The receiving actor must react to a TaskMessageRequest message and response with a TaskMessageResponse message.


package cz.vse.easyminer.task.messages;

/**
 * Interface for all task responses from the mining actor to the main controller
 */
interface TaskMessageResponse extends TaskMessage {

    /**
     * Message for this response (status or error messages)
     *
     * @return status message
     */
    String getMessage();

}


package cz.vse.easyminer.task.messages;

/**
 * The mining actor sends this message after request on a task initialization: TastInitRequest
 */
public interface TaskInitResponse extends TaskMessageResponse {

    /**
     * This method return status whether the task has been accepted and is running or not.
     *
     * @return true = task has been accepted and is running, false = task has not been accepted (getMessage method returns a reason).
     */
    Boolean isAccepted();

}


package cz.vse.easyminer.task.messages;

/**
 * The mining actor sends this message after request on a status: TastStatusRequest
 * There are 4 options of behaviour:
 * 1. Task is still running (isActive = true, isCompleted = false, isSuccessful = false, getResult = empty)
 * 2. Task has been failed (isActive = true, isCompleted = true, isSuccessful = false, getResult = empty, getMessage = error message)
 * 3. Task has been successfully completed (isActive = true, isCompleted = true, isSuccessful = true, getResult = result)
 * 4. Task does not exist (isActive = false, isCompleted = false, isSuccessful = false, getResult = empty)
 */
public interface TaskStatusResponse extends TaskMessageResponse {

    /**
     * Task is still active (is running or completed)
     *
     * @return boolean
     */
    Boolean isActive();

    /**
     * Task is completed
     *
     * @return boolean
     */
    Boolean isCompleted();

    /**
     * Task is successfully completed
     *
     * @return true = getResult method returns a result, false = process threw an exception and getMessage method returns an error message
     */
    Boolean isSuccessful();

    /**
     * If this task has been successfully completed, then this method returns result; otherwise it returns the empty array.
     *
     * @return byte array with a result
     */
    Byte[] getResult();

}

Once we have created an actor which is able to process these kinds of messages we can integrate it with the EasyMiner-Miner module. Either we can ask for adding this actor directly to the EasyMiner-Miner module, or we can create a microservice for the actor usage. In the second case it is needed to have your remote actor visible with a public IP address (your actor system must have same version as the EasyMiner actor system).

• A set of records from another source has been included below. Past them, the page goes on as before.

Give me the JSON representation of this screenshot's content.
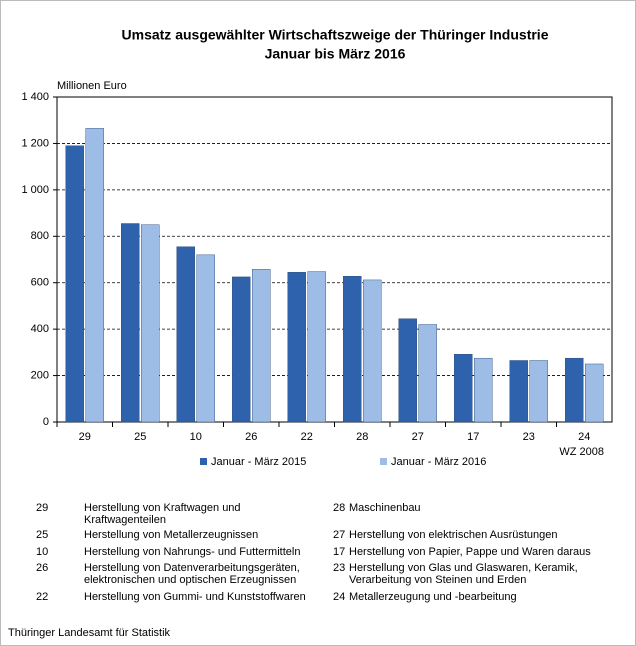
{
  "chart_data": {
    "type": "bar",
    "title": "Umsatz ausgewählter Wirtschaftszweige der Thüringer Industrie",
    "subtitle": "Januar bis März 2016",
    "y_label": "Millionen Euro",
    "x_label": "WZ 2008",
    "categories": [
      "29",
      "25",
      "10",
      "26",
      "22",
      "28",
      "27",
      "17",
      "23",
      "24"
    ],
    "series": [
      {
        "name": "Januar - März 2015",
        "color": "#2f62ad",
        "values": [
          1190,
          855,
          755,
          625,
          645,
          628,
          445,
          292,
          265,
          275
        ]
      },
      {
        "name": "Januar - März 2016",
        "color": "#9dbde6",
        "values": [
          1265,
          850,
          720,
          658,
          648,
          612,
          420,
          275,
          265,
          250
        ]
      }
    ],
    "ylim": [
      0,
      1400
    ],
    "yticks": [
      0,
      200,
      400,
      600,
      800,
      {
        "value": 1000,
        "label": "1 000"
      },
      {
        "value": 1200,
        "label": "1 200"
      },
      {
        "value": 1400,
        "label": "1 400"
      }
    ],
    "grid": true
  },
  "notes": [
    {
      "code": "29",
      "lines": [
        "Herstellung von Kraftwagen und",
        "Kraftwagenteilen"
      ]
    },
    {
      "code": "25",
      "lines": [
        "Herstellung von Metallerzeugnissen"
      ]
    },
    {
      "code": "10",
      "lines": [
        "Herstellung von Nahrungs- und Futtermitteln"
      ]
    },
    {
      "code": "26",
      "lines": [
        "Herstellung von Datenverarbeitungsgeräten,",
        "elektronischen und optischen Erzeugnissen"
      ]
    },
    {
      "code": "22",
      "lines": [
        "Herstellung von Gummi- und  Kunststoffwaren"
      ]
    },
    {
      "code": "28",
      "lines": [
        "Maschinenbau"
      ]
    },
    {
      "code": "27",
      "lines": [
        "Herstellung von elektrischen Ausrüstungen"
      ]
    },
    {
      "code": "17",
      "lines": [
        "Herstellung von Papier, Pappe und Waren daraus"
      ]
    },
    {
      "code": "23",
      "lines": [
        "Herstellung von Glas und Glaswaren, Keramik,",
        "Verarbeitung von Steinen und Erden"
      ]
    },
    {
      "code": "24",
      "lines": [
        "Metallerzeugung und -bearbeitung"
      ]
    }
  ],
  "footer": "Thüringer Landesamt für Statistik"
}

If we have integrated a new mining actor with a new algorithm, then we can run it by HTTP request on the EasyMiner-Miner module:

Task init HTTP request

  • Url: <easyminer-miner-address>/api/task
  • Method: POST
  • Content-Type: multipart/form-data
  • Accept: application/json
  • Parameters:
    • name: algorithm name (actor name)
    • address: for remote actors use an address to the actor (akka.<protocol>://<actor system name>@<hostname>:<port>/<actor path>), default is empty if we use a local algorithm implemented in the EasyMiner-Miner module.
    • timeout: max running time for the task in minutes (default is 10 minutes)
    • body: for a binary body input use this parameter name.
    • ...other parameter form names are also passing into the task initializator; their values are converted into string by utf-8 coding.
  • Response codes:
    • 202: task has been accepted
    • 404: algorithm or actor does not exist
    • 400: invalid task parameters

Task status HTTP request

  • Url: <easyminer-miner-address>/api/task/<task-id>
  • Method: GET
  • Accept: *
  • Response codes:
    • 404: task does not exist
    • 202: task is still in progress; it returns text/plain with a status message.
    • 500: error during mining; it returns text/plain with an error message.
    • 200: task has been successfully completed; it returns a result with some content type - specific for a particular algorithm.